Buchcover Der Hals der Giraffe von Judith Schalansky
Schalansky also designs book coversImage: Suhrkamp Verlag

Schalansky creates the psychological profile of a morally questionable woman without trying to justify her. Allowing the human spirit to rise up amid societal atrophy is what makes her novel so special.

As one reviewer wrote: "Judith Schalansky presents us with an inverted Bildungsroman, a little anti-Darwinian manifesto. She handles urgent, weighty topics with a singular elegance and lightness of touch: the aging population, climate change, rural depopulation, and the failure of the knowledge society."

Literary innovation 

The writer is herself the child of two teachers and grew up in East Germany near Greifswald. She escaped the confines of the GDR with the help of books.
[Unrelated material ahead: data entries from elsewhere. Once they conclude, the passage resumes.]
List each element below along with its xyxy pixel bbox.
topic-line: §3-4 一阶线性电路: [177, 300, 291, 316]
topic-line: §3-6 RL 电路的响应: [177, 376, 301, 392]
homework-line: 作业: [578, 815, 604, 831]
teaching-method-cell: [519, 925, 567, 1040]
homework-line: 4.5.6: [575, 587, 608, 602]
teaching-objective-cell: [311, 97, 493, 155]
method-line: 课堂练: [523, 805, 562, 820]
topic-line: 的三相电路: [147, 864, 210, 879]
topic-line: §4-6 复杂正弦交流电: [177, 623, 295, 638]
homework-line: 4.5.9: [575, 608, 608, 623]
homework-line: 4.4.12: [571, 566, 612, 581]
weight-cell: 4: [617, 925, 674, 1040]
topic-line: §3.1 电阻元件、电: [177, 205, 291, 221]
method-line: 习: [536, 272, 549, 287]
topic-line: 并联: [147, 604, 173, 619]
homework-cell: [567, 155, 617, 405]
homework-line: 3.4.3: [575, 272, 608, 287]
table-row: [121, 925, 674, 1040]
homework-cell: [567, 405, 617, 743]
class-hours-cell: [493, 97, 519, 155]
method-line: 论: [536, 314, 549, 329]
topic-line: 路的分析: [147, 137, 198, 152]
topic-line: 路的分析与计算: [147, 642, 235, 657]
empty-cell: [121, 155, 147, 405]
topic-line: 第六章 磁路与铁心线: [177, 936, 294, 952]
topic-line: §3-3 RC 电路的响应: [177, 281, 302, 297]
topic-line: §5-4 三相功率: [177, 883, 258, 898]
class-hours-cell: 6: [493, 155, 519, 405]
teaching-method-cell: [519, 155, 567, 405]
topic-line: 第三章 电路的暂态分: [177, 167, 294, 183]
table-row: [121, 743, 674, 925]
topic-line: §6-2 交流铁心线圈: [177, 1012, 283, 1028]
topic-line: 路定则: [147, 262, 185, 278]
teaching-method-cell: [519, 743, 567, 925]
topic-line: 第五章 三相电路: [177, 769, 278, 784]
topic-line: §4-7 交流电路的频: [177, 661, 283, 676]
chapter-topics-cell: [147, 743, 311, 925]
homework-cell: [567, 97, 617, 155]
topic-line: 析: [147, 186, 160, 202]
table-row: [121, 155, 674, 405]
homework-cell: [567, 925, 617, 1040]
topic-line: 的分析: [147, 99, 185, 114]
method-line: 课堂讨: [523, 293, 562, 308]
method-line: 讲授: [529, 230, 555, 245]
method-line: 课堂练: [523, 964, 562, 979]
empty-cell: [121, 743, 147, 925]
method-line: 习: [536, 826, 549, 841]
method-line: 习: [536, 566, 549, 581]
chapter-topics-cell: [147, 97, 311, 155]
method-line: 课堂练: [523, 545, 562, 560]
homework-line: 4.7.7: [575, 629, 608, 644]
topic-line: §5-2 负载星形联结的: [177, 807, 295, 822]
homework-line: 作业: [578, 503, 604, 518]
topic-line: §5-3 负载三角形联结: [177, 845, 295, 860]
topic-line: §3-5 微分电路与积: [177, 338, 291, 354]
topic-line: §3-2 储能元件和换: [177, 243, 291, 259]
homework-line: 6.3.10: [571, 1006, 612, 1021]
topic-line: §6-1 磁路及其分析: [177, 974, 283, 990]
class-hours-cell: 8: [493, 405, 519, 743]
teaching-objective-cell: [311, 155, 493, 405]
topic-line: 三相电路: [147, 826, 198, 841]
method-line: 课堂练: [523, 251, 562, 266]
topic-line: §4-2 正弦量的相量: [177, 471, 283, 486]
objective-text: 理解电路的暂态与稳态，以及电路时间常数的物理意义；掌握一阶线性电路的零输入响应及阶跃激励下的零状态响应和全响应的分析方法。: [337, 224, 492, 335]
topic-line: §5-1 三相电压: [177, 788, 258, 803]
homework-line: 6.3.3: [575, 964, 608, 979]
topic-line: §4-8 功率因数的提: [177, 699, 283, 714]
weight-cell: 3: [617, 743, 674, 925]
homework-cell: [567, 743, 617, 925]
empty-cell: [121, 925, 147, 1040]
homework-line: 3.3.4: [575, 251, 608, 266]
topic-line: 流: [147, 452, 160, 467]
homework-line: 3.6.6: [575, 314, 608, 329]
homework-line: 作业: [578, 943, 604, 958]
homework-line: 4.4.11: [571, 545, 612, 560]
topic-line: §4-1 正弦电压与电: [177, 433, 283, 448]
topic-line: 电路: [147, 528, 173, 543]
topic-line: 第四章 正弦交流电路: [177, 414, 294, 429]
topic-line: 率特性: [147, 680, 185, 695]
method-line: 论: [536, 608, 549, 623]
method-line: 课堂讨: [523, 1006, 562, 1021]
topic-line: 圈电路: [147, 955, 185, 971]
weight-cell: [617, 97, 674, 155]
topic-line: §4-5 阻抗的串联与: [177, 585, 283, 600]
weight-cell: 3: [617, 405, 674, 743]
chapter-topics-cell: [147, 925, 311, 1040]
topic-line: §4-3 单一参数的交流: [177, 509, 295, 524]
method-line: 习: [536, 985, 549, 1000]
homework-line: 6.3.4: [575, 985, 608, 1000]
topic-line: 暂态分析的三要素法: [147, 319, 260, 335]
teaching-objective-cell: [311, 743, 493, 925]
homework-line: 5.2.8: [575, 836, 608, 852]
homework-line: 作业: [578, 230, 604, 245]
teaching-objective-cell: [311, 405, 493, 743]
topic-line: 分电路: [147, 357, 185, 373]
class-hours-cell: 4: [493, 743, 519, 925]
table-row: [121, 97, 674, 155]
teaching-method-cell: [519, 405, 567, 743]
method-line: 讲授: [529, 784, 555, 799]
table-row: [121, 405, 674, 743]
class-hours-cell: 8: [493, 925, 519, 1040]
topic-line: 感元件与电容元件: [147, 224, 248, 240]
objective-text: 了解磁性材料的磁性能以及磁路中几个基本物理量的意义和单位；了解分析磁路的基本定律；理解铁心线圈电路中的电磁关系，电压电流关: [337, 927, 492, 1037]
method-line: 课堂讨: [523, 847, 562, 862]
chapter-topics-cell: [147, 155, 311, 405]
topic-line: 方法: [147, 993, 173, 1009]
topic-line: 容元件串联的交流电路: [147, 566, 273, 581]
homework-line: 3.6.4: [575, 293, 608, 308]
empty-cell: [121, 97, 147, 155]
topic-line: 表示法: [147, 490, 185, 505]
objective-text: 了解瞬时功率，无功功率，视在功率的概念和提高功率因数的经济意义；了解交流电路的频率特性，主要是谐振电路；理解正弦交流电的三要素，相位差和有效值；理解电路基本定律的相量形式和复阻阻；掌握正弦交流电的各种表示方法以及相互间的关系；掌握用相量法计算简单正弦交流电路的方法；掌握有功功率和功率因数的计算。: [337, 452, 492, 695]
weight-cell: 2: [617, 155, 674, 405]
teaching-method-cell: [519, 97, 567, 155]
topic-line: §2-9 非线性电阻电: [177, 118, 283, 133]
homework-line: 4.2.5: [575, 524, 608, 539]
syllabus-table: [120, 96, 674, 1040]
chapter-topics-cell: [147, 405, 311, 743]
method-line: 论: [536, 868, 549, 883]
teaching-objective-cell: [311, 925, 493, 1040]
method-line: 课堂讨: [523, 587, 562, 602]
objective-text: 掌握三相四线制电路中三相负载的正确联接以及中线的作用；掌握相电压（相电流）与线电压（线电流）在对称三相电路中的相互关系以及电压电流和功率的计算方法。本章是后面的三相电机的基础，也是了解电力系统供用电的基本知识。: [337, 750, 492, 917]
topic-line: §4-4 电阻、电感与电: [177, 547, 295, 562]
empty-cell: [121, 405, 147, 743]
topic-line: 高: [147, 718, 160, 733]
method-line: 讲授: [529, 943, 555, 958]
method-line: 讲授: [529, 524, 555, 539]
Today, she creates her own bibliophile works of art down to the last detail — from research to printing. The approach has brought her a lot of success.

Schalansky's books are translated into more than 20 languages, win numerous design awards, and are consistently reprinted. In 2009, for example, she won numerous awards for Atlas of the Remote Islands: Fifty Islands I Have Never Set Foot On and Never Will, her 700-page tome inspired by her wanderlust and love for typography. The 50 maps and accompanying impressionistic texts confirm Judith Schalansky's love for literary innovation and detail.

 

Judith Schalansky: The Giraffe's Neck, Bloomsbury, (German title: Der Hals der Giraffe, 2011). English translation: Shaun Whiteside.

Judith Schalansky, born in 1980, studied art history and communications design, taught typography at the University of Applied Sciences Potsdam, and today works as a freelance writer and book designer in Berlin. Atlas of the Remote Islands (2009) won the German Design Award in 2011. The Giraffe's Neck was voted Most Beautiful German Book in 2012.